195 U.S. 27 (1904), argued 2 Dec. 1903, decided 31 May 1904 by vote of 6 to 3; White for the Court, Fuller, Peckham, and Brown in dissent. In 1886, Congress passed legislation based on the taxing power to regulate the production of oleomargarine. Enacted to prevent product adulteration, the law also reflected industrial competition. McCray was fined fifty dollars for violating the law by purchasing for resale artificially colored oleo at the lower tax rate applied to the uncolored variety. The significant constitutional challenges claimed inappropriate use of the taxing power for regulation rather than for revenue; violation of the due process and taking of property clauses of the Fifth Amendment; and violation of states’ rights to regulate business under the Tenth Amendment.

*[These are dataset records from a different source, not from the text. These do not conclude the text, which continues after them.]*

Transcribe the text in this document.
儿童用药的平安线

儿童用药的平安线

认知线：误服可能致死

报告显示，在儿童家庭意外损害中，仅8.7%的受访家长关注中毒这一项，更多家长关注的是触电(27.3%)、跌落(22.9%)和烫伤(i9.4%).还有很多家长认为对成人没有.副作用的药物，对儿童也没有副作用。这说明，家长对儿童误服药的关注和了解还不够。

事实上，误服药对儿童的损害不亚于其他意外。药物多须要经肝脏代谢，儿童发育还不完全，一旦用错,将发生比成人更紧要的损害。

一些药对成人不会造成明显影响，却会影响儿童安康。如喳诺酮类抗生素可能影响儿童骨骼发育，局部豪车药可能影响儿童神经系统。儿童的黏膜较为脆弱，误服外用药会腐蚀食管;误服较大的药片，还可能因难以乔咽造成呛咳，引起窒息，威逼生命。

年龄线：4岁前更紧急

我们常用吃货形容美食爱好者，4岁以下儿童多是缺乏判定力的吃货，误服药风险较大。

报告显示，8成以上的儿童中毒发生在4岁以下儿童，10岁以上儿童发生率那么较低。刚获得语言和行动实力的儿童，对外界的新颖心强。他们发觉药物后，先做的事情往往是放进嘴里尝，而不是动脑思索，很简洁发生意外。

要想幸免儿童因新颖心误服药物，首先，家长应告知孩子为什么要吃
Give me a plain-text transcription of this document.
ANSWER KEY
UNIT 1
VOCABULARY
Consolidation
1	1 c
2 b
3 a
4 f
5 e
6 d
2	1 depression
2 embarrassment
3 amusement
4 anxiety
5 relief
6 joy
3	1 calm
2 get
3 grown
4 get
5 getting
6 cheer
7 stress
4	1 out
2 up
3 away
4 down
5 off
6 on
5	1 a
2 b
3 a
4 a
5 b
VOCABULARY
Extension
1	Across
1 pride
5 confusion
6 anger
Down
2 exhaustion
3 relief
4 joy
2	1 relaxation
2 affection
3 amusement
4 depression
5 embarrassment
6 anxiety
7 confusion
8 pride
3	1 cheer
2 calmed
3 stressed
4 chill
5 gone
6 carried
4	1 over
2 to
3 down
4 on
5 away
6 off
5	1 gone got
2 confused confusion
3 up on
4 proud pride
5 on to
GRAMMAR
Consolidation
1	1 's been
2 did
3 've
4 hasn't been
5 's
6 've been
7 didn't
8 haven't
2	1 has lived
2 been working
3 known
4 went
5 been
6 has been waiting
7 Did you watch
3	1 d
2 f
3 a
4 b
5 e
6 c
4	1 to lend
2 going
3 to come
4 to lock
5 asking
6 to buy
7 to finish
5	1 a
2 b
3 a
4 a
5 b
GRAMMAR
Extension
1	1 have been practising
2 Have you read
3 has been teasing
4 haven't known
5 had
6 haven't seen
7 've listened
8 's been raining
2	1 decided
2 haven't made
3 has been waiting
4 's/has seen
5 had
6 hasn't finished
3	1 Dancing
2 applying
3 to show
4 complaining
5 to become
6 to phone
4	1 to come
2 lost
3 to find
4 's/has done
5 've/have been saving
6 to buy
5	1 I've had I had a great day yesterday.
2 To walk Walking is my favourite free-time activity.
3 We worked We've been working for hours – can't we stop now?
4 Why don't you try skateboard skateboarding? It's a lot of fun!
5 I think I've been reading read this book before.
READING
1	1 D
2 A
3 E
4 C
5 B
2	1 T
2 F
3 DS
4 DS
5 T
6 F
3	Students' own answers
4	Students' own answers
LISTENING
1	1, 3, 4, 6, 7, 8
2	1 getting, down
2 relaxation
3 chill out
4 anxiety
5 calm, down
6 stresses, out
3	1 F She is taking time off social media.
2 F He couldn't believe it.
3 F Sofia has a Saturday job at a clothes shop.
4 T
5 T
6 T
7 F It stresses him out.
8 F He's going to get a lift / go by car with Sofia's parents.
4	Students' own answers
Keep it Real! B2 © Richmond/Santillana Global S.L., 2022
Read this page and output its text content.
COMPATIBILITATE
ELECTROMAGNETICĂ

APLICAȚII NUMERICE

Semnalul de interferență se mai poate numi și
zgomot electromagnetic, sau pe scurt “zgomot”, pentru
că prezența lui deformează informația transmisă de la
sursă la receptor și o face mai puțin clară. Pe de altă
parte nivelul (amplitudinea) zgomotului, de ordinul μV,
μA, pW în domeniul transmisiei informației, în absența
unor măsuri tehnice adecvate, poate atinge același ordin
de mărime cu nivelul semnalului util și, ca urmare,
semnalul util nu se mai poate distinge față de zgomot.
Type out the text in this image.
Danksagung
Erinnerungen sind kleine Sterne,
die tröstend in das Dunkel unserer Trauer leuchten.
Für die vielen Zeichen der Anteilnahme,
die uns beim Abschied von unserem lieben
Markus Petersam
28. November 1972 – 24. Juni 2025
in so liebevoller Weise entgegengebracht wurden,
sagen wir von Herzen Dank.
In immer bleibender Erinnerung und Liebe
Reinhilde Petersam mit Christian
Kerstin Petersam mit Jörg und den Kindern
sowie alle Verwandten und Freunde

Justice Edward D. White argued vigorously against judicial interference with the powers of Congress, especially since an excise tax violated no expressed constitutional limitations on the taxing power. Nor did the Fifth and Tenth Amendments vitiate the original grant of the tax power. Due process was not violated when Congress categorized and taxed products to prevent fraud. Citing McCulloch v. Maryland (1819), White declined to hold the tax unconstitutional because of its potential negative impact on production of oleomargarine. Reserving the right to inquire into abuses, the Court sustained broad use of the taxing power for purposes beyond revenue raising.
McCray established the taxing power as an additional base for exercise of a federal police power. Constricted in the 1920s, the tax power was nevertheless reclaimed by the New Deal as a basis for general welfare legislation.